The potassium channel inwardly rectifying subfamily J member 11 (KCNJ11) gene is highly expressed in the pancreas where it encodes the pore-forming Kir6.2 subunit of the ATP-sensitive potassium channel. Similar to ABCC8-MODY, heterozygous mutations in the KCNJ11 cause defective glucose-stimulated insulin secretion by disrupting the activity of the potassium channel [47, 63, 64, 102]. KCNJ11-MODY may be characterized by congenital hypoglycemic hyperinsulinism, a transient or permanent form of neonatal diabetes mellitus, or late-onset diabetes mellitus [63, 64, 102]. Sulfonylureas are the treatment of choice for KCNJ11-MODY [21, 69].

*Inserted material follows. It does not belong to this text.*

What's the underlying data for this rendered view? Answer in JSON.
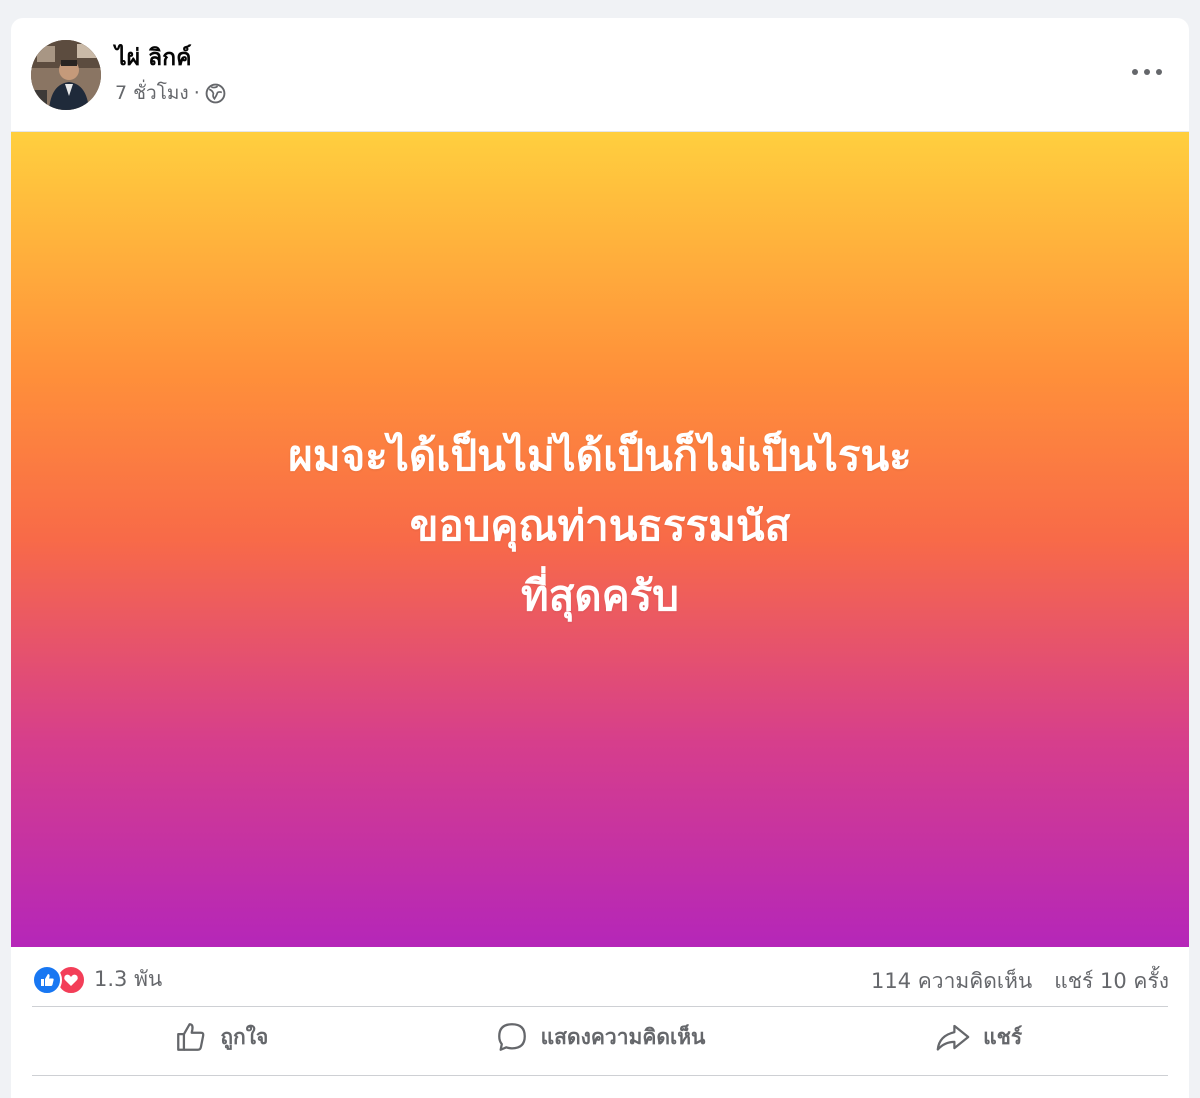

Signal transduction disorders

APPL1-MODY (subtype 14)

The adaptor protein, phosphotyrosine interaction, PH domain, and leucine zipper-containing protein 1 (APPL1) gene is highly expressed in skeletal muscle, pancreas, liver, and adipose tissue. The APPL1 protein propagates the insulin signal within cells by interacting with key mediators including Akt serine/threonine kinase 2 (Akt2), insulin receptor substrate (IRS)-1 and IRS-2, and the insulin receptor [65, 103,104,105,106]. Additionally, APPL1 controls insulin-stimulated glucose uptake in skeletal muscle and adipose tissue [65, 105]. Heterozygous loss-of-function mutations in this gene lead to defective glucose-stimulated insulin secretion and reduced survival of beta cells [49, 65, 66, 106]. APPL1-MODY is a rare subtype and management options include diet, OADs, and insulin [21, 69].


In conclusion, MODY accounts for 1–5% of all diabetes mellitus cases. Clinical assessment and comprehensive genetic testing are used to diagnose and classify MODY. Incidence and prevalence estimates for MODY are derived from epidemiologic studies of young people with diabetes who live in Europe, Australia, and North America. Mechanisms involved in the pathogenesis of MODY include defective transcriptional regulation, abnormal metabolic enzymes, protein misfolding, dysfunctional ion channels, or impaired signal transduction. Management of MODY is subtype-specific and established treatment options include diet, oral antidiabetic drugs, or insulin. Clinicians should possess a thorough understanding of the epidemiology and pathogenesis of MODY in order to accurately diagnose patients, individualize patient management and follow-up, and screen family members of affected individuals for diabetes mellitus.